---
date: 2026-06-11T09:00:00+02:00
author: nemunaire
title: Authoritative consistency
description: "Probes every authoritative name server of a zone and verifies they agree with each other and with the parent on NS, SOA, reachability, EDNS0 and authoritativeness."
weight: 80
---

The **Authoritative consistency** checker probes every authoritative name server of a zone and verifies that they agree — with one another and with the parent delegation. Where the {{< relref "/reference/checkers/delegation" >}} checker focuses on the parent/child hand-off, this checker concentrates on the *apex itself*: do all the servers serve the same `NS` and `SOA`, are they all reachable over UDP and TCP, do they support EDNS0, do they answer authoritatively, and how fast do they respond?

This checker is **service-level**: it targets an *Origin* or *NS-only Origin* service (`abstract.Origin`, `abstract.NSOnlyOrigin`) and is configured from that service's **Checks** tab.

## What it checks

Each rule emits a finding code. Several severities depend on the options below.

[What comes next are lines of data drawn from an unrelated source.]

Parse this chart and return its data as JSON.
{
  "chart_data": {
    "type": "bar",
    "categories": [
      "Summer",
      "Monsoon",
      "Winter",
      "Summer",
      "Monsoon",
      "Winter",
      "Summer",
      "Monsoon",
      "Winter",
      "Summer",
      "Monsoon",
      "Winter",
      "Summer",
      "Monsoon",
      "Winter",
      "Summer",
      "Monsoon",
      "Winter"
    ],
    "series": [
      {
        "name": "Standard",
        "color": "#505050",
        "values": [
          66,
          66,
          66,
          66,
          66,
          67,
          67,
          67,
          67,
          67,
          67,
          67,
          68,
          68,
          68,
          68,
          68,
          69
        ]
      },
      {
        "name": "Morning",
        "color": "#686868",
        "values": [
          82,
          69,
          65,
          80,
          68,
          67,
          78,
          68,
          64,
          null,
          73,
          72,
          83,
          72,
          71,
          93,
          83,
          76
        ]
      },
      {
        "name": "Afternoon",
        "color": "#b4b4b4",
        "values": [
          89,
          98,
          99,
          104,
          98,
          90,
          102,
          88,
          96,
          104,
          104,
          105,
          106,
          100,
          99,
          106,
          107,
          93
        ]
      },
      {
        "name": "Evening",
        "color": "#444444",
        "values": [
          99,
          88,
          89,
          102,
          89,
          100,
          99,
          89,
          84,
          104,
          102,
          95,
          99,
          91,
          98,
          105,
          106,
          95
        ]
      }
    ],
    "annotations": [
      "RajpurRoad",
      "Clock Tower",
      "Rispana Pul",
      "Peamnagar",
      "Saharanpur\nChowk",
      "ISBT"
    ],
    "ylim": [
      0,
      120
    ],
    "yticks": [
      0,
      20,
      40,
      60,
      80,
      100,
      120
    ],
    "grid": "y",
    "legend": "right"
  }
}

| Finding code | Default severity | Condition |
|---|---|---|
| `authoritative_consistency_no_ns` | Critical | No name servers could be discovered (declared list empty and parent query returned nothing). |
| `authoritative_consistency_too_few_ns` | Warning | Fewer name servers declared than `minNameServers` (RFC 1034 recommends at least 2). |
| `authoritative_consistency_parent_query_failed` | Warning | The parent delegation query failed (network error, REFUSED…). |
| `authoritative_consistency_parent_drift` | Warning | The parent's `NS` RRset does not match the `NS` declared in the service. |
| `authoritative_consistency_ns_unresolvable` | Critical | A declared name server has no `A` or `AAAA` record. |
| `authoritative_consistency_ns_udp_failed` | Critical | A name server did not answer any SOA query over UDP/53. |
| `authoritative_consistency_ns_tcp_failed` | Critical with `requireTCP`, else Warning | A name server did not answer over TCP/53 (required by RFC 7766 and DNSSEC). |
| `authoritative_consistency_lame` | Critical | A name server answered without the AA bit for the zone (lame delegation). |
| `authoritative_consistency_no_soa` | Critical | A name server is authoritative but returned no `SOA`. |
| `authoritative_consistency_edns_unsupported` | Warning | A name server drops or mishandles EDNS0 queries (RFC 6891). |
| `authoritative_consistency_slow_ns` | Info | A name server's response time exceeded `latencyThresholdMs`. |
| `authoritative_consistency_serial_drift` | Warning | Authoritative servers disagree on the `SOA` serial (zone not fully propagated). |
| `authoritative_consistency_serial_stale_vs_saved` | Warning | The serial saved in happyDomain is newer than what the servers publish (likely un-pushed change). |
| `authoritative_consistency_serial_ahead_of_saved` | Info | The servers publish a serial newer than the saved one (out-of-band change). |
| `authoritative_consistency_soa_fields_drift` | Warning | Servers disagree on `SOA` fields (MNAME, RNAME, refresh, retry, expire, minimum). |
| `authoritative_consistency_ns_rrset_drift` | Warning | Servers disagree on the `NS` RRset they publish at the apex. |
| `authoritative_consistency_ns_rrset_mismatch_config` | Warning | The published `NS` RRset does not match the `NS` declared in the service. |

## Options

| Option | Meaning | Default |
|---|---|---|
| `requireTCP` | When enabled, a server that fails over TCP is critical (otherwise warning). TCP/53 is required by RFC 7766 and DNSSEC. | `true` |
| `checkEDNS` | Probe each name server for EDNS0 (RFC 6891). Servers that mishandle EDNS0 break DNSSEC and large answers. | `true` |
| `checkLatency` | Measure response time of every name server and warn on slow responders. | `true` |
| `latencyThresholdMs` | Response times above this value trigger a slow-server warning. | `500` |
| `useParentNS` | Query the parent for the delegation `NS` RRset and compare it to the service's declared name servers. | `true` |
| `warnOnStaleSaved` | Warn when the saved `SOA` serial is newer than what authoritative servers publish. | `true` |
| `minNameServers` | Below this count, a warning is emitted (RFC 1034 recommends at least 2). | `2` |

## In happyDomain

Enable the Authoritative consistency checker from the **Checks** tab of an Origin service. See {{< relref "/pages/checks" >}} for the full workflow. To compare what *recursive resolvers around the world* see against the authoritative answer, pair it with {{< relref "/reference/checkers/resolver-propagation" >}}.